Trying to find the names of baking ingredients drives me nuts in Norway, my fairly technical Norwegian does me no favours either when standing in the middle of Kiwi trying to find cake essentials! :P

On the subject of baking, anyone know of a good 'food orientated' dictionary English-Norsk? I usually figure it out between my boyfriend, google translate, facebook and the two dictionaries I have but there must be an easier way! I like to think I'm okay at Norwegian but when it comes to ingredients... it's a huge fail! Heeheehee... all good fun though! Usually get there eventually, usually.... :)

I have the blå ordbok app on the mobile which helps a lot while being at supermarket. For the very special ingredients that are not in it, I use wikipedia, searching for the name in French in wiki and then click on the "norsk" link on the left to have the norwegian page for the same ingredient ... it has worked well so far

Wiki sounds like a good idea, thanks for the tip! :) Got to say I downloaded the blå ordbok app but pretty disappointed with it overall, got a much cheaper app and the translations are far superior... guess itdepends what you're using it for though! I will try wiki next time though!


I found some at the local grocery store Rimi. Its in the baking isle near the sugars and flours. Usually on the top shelf in a little tiny packet. The package is similar to those sauce packets that you add water to. The package is pink and purple if I recall correctly.

one thing I learned is that it's much harder to find American style baking POWDER outside the USA. The stuff sold in Norway and in Germany is single-acting, whereas the American type is double-acting. I haven't ever tried the German/Norwegian replacement since I have cans of double-acting from Iceland and the US, but for sensitive family recipes, the difference might be significant.

fortunately, one can will last several months so I haven't run out yet.

I buy this one at Coop … rkqrpc.jpg

I also had problems finding Baking Soda but my local Coop has started selling little bags of baking soda. So I think that the demand is increasing :)

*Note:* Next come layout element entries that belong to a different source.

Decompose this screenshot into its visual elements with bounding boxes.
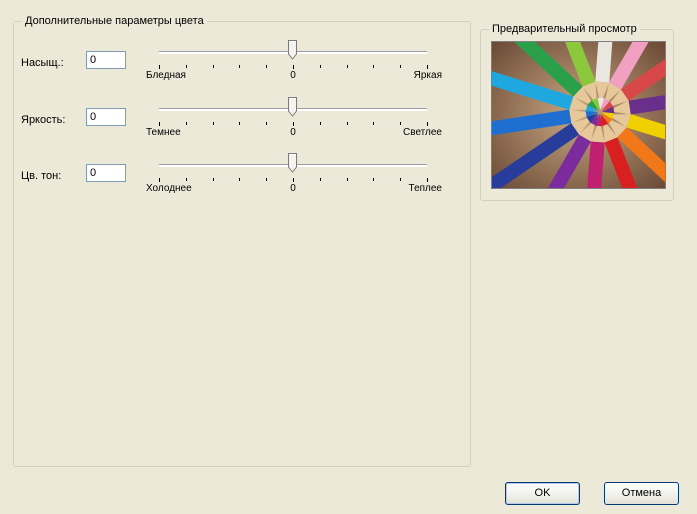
slider-tick — [266, 65, 268, 68]
slider-tick — [319, 122, 321, 125]
brightness-label: Яркость: — [21, 114, 66, 126]
saturation-mid-label: 0 — [290, 70, 296, 81]
hue-slider-thumb[interactable] — [288, 153, 297, 173]
saturation-input[interactable] — [86, 51, 126, 69]
slider-tick — [346, 178, 348, 181]
slider-tick — [373, 65, 375, 68]
slider-tick — [239, 122, 241, 125]
cancel-button[interactable]: Отмена — [604, 482, 679, 505]
brightness-slider[interactable]: Темнее 0 Светлее — [146, 97, 442, 138]
slider-tick — [427, 122, 428, 126]
brightness-mid-label: 0 — [290, 127, 296, 138]
color-options-group: Дополнительные параметры цвета — [13, 14, 471, 467]
slider-tick — [427, 178, 428, 182]
hue-slider[interactable]: Холоднее 0 Теплее — [146, 153, 442, 194]
brightness-input[interactable] — [86, 108, 126, 126]
slider-tick — [266, 122, 268, 125]
brightness-max-label: Светлее — [403, 127, 442, 138]
slider-tick — [159, 178, 160, 182]
slider-tick — [346, 122, 348, 125]
saturation-slider[interactable]: Бледная 0 Яркая — [146, 40, 442, 81]
slider-tick — [212, 65, 214, 68]
slider-tick — [212, 178, 214, 181]
slider-tick — [293, 178, 294, 182]
slider-tick — [212, 122, 214, 125]
slider-tick — [400, 178, 402, 181]
slider-tick — [185, 65, 187, 68]
hue-max-label: Теплее — [408, 183, 442, 194]
slider-tick — [373, 178, 375, 181]
slider-tick — [319, 65, 321, 68]
saturation-max-label: Яркая — [413, 70, 442, 81]
color-options-group-title: Дополнительные параметры цвета — [22, 14, 207, 28]
hue-label: Цв. тон: — [21, 170, 62, 182]
slider-tick — [319, 178, 321, 181]
saturation-label: Насыщ.: — [21, 57, 64, 69]
slider-tick — [400, 122, 402, 125]
slider-tick — [373, 122, 375, 125]
slider-tick — [185, 178, 187, 181]
slider-tick — [293, 65, 294, 69]
saturation-min-label: Бледная — [146, 70, 186, 81]
slider-tick — [159, 122, 160, 126]
hue-input[interactable] — [86, 164, 126, 182]
slider-tick — [239, 178, 241, 181]
saturation-slider-thumb[interactable] — [288, 40, 297, 60]
slider-tick — [400, 65, 402, 68]
preview-group-title: Предварительный просмотр — [489, 22, 640, 36]
brightness-slider-thumb[interactable] — [288, 97, 297, 117]
slider-tick — [293, 122, 294, 126]
ok-button[interactable]: OK — [505, 482, 580, 505]
slider-tick — [346, 65, 348, 68]
slider-tick — [427, 65, 428, 69]
slider-tick — [239, 65, 241, 68]
brightness-min-label: Темнее — [146, 127, 181, 138]
slider-tick — [185, 122, 187, 125]
slider-tick — [159, 65, 160, 69]
hue-min-label: Холоднее — [146, 183, 192, 194]
hue-mid-label: 0 — [290, 183, 296, 194]
colored-pencils-image — [491, 41, 666, 189]
slider-tick — [266, 178, 268, 181]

I was just wondering if anyone has found baking soda (the real stuff in the yellow box) in Oslo in the last few weeks? It's December now and I haven't found a box in months. Can anyone help me out and give me a location? I've been told by Mega that they are bringing in less American products. I was just in Sweden this weekend and found Crisco in Charlottenberg if anyone is interested.  However, no baking Soda...Anyway, thanks for any advice in advance.

I am looking for this priceless ingredient too. Looked in REMA EXTRA -- + there area no large pharmacies, like CVS.